Mr. Obama wants to close Guantánamo, but many members of Congress have a not-in-my-backyard attitude toward relocating detainees -- even though federal prisons already hold convicted terrorists without incident, and even though the vast majority of Guantánamo detainees aren't terrorists. So Common Cause provides an open letter to Congress supporting the closure of the Guantánamo Bay detainee center, which they rightly say the world associates with torture and tyranny. No, tyranny is not too strong a word for what's happened there. It's not too strong a word for what's happening at the Bagram holding facility, either, which threatens to become the new Guantánamo under Mr. Obama. When the "Close Bagram" alerts start arriving in my inbox, you'll see them here.

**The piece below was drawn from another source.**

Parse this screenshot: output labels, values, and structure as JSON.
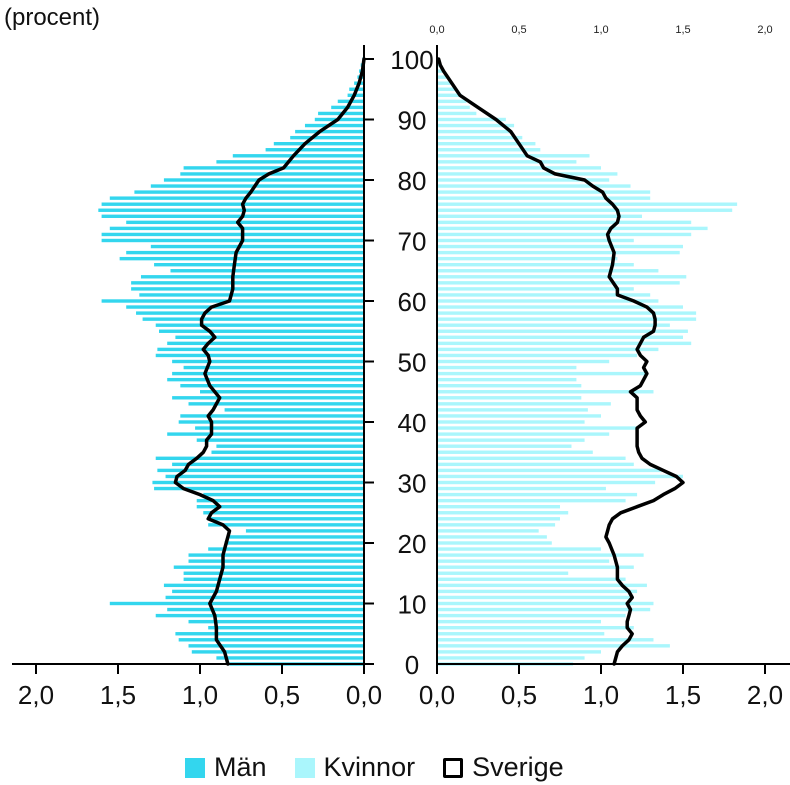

Meanwhile, as Mr. Obama takes his time figuring out what to do in Afghanistan, we can call him at 1.888.310.8637 and advise against escalating that conflict. My specific advice always goes like this: "get bin Laden, get out." A Bush-style "surge" will give America 20,000 to 40,000 soldiers' worth of breathing room, but we'd need many more than that to properly occupy a nation, and that's not the business we ought to be in. A more surgical application of soldiers/diplomats/intelligence agents would more likely produce the architect of 9.11. Now America's last reporter, Greg Palast, finds it inconceivable that a millionaire in need of dialysis is hiding out in the mountains of Pakistan. If so, that should make our exit that much quicker.
Finally, this Wall Street Journal blog piece interviews Republican U.S. Senate candidate Rand "son of Ron" Paul. I'm pleased that Mr. Paul currently outpolls and outraises the Republican establishment candidate, Kentucky Secretary of State Trey Greyson, but I'm less pleased that he, well, plays the game more than his father does. When Ron Paul opens his mouth, I know he's telling the truth as best he understands it regardless of the political consequences -- even when I don't agree with him, which is often. But when Rand Paul tells us that he sees similarities between his race against Mr. Greyson and Marco Rubio's "insurgent" campaign against the "established moderate" Charlie Crist, he lies three times -- first by suggesting that Mr. Rubio is a "conservative" and not a reactionary, second by suggesting that the not-terribly-moderate Mr. Crist is a moderate, and third by suggesting (though not stating) that even Mr. Greyson is some sort of moderate, though he's exactly the kind of boilerplate far-right-wing corporatist Republicans have been churning out all decade. His anti-war views are noticeably softer than his pop's, too. Maybe Rand Paul took his father's defeat in the 1984 Texas Republican Senate primary way too much to heart.
UPDATE. Spelling error corrected in paragraph 3. "Secoond" is not a word.